Разве имеет кто-нибудь столько блеска, чтобы не померкнуть в сравнении с тобой? Кто близок так, как ты, и к простоте Эзопа и к софизмам Исократа, и к рассудительности Демосфена, или к изобилию Цицерона и особенной славе нашего Марона? Кто сумел достичь одного из этих качеств, которые ты соединил в себе все? В самом деле, что же ты иное, как не совершенное воплощение гения всех прекрасных искусств? И я не боюсь, мой господин, мой сын Симмах, что в этих моих словах к тебе, может быть, увидят больше лести, чем правды.

Ты испытал искренность моих чувств и слов, пока мы оба жили при дворе. Мы были разного возраста: когда ты, новобранец, уже удостоился наград старого солдата, я, ветеран, еще только начинал учение. При дворе я был чистосердечен по отношению к тебе; не думаешь же ты, что я, находясь вне его, сочиняю сказки. При дворе, повторяю, где человек открывает свое лицо и скрывает свои мысли, ты чувствовал, что я был тебе и отцом, и другом и, может быть, еще более дорогим человеком, если только есть имена дороже этих. Но оставим это, а то как бы эти напоминания не вызвали у тебя опасений Сосии.[323]

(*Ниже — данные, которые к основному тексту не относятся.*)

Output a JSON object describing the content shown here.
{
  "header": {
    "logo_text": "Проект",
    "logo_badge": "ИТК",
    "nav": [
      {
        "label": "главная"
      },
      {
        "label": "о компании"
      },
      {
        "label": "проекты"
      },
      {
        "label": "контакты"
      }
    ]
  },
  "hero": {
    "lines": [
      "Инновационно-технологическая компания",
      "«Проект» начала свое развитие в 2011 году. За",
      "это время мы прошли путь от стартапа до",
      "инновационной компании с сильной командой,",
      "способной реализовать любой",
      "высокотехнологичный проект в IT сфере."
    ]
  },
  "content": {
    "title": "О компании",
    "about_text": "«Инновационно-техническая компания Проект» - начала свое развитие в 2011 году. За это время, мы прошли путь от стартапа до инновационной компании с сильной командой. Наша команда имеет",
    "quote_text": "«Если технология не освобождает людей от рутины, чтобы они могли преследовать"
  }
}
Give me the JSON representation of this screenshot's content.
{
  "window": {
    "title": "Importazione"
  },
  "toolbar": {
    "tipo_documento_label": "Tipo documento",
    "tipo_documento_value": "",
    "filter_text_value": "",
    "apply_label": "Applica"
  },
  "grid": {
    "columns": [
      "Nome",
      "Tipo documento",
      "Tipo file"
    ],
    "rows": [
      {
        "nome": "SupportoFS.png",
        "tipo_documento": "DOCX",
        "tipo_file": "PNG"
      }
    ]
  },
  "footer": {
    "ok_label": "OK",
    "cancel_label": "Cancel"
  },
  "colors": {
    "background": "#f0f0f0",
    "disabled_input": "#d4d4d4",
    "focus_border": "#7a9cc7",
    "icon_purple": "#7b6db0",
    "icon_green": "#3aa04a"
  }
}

Теперь другое, о чем я чуть, не забыл: каково же должно быть твое доброе расположение ко мне, если ты просишь меня прислать тебе несколько моих учебных книжонок или увещевательных речей! Это мне-то тебя учить, когда самому в пору было бы еще учиться, если б только возраст подходил для учебы! Это мне-то давать советы тебе, деятельному и полному сил! Ведь это то же самое, что учить муз — петь, море — плескаться, ветер — дуть, огонь — гореть. Словом, это все равно, что действовать в качестве ненужного помощника природы, которая совершает свою работу даже вопреки нам.

Достаточно одной ошибки, которая обнаружила некоторые из моих попыток и которая, по счастью, попала в руки друзей. Ибо если это случилось бы иначе, ты никогда не убедил бы меня, что я могу нравиться. Вот ответ на твое письмо. Что же касается остального, о чем ты страстно желаешь знать, я удовлетворю тебя более коротким путем: письмо уже и так длинно. Я посылаю к тебе Юлиана, слугу нашего дома, на тот случай, если ты сочтешь нужным расспросить его обо мне. Одновременно прошу тебя, как только ты узнаешь причину его прихода, помочь его усилиям, которым ты уже отчасти благоприятствовал. Прощай.

Письма к разным лицам. Книга IX[324]

Письмо 147

По обычаю и порядку, установленному предками, наша коллегия верховных жрецов провела недавно расследование в Альбе, которое уличило в преступной связи первую жрицу Весты. Содеянное совершенно очевидно, оно засвидетельствовано как признаниями той, что забыла священный стыд, так и признаниями Максима, с которым она совершила этот ужасный проступок.

Остается лишь проявить законную строгость по отношению к тем, кто гнусным преступлением осквернил общественный обряд; описание этого дела с недавних пор хранится у тебя.

Поэтому, принимая во внимание благо государства и его законы, соизволь достойным образом покарать преступление, которое на протяжении многих веков вплоть до наших дней наказывалось самым строгим образом. Прощай.

вернуться

323

Любопытно это замечание Авсония о лицемерии придворных. Речь идет о дворе императора Валента. Молодой Симмах был его приближенным, а Авсоний — воспитателем Грациана, сына Валента.

вернуться

324

Обе реляции выразительно показывают Симмаха ревностным сторонником соблюдения всех обычаев и законов, установленных предками. Обращаясь к магистрам от имени коллегии понтификов, он требует у них жестоко покарать жрицу Весты, нарушившую обет целомудрия. Симмах обратился сначала к префекту города (№ 147) и, видимо, не дождавшись от него ответа, послал еще одну реляцию по этому поводу префекту претория. Оба письма относятся к 396 г. н. э.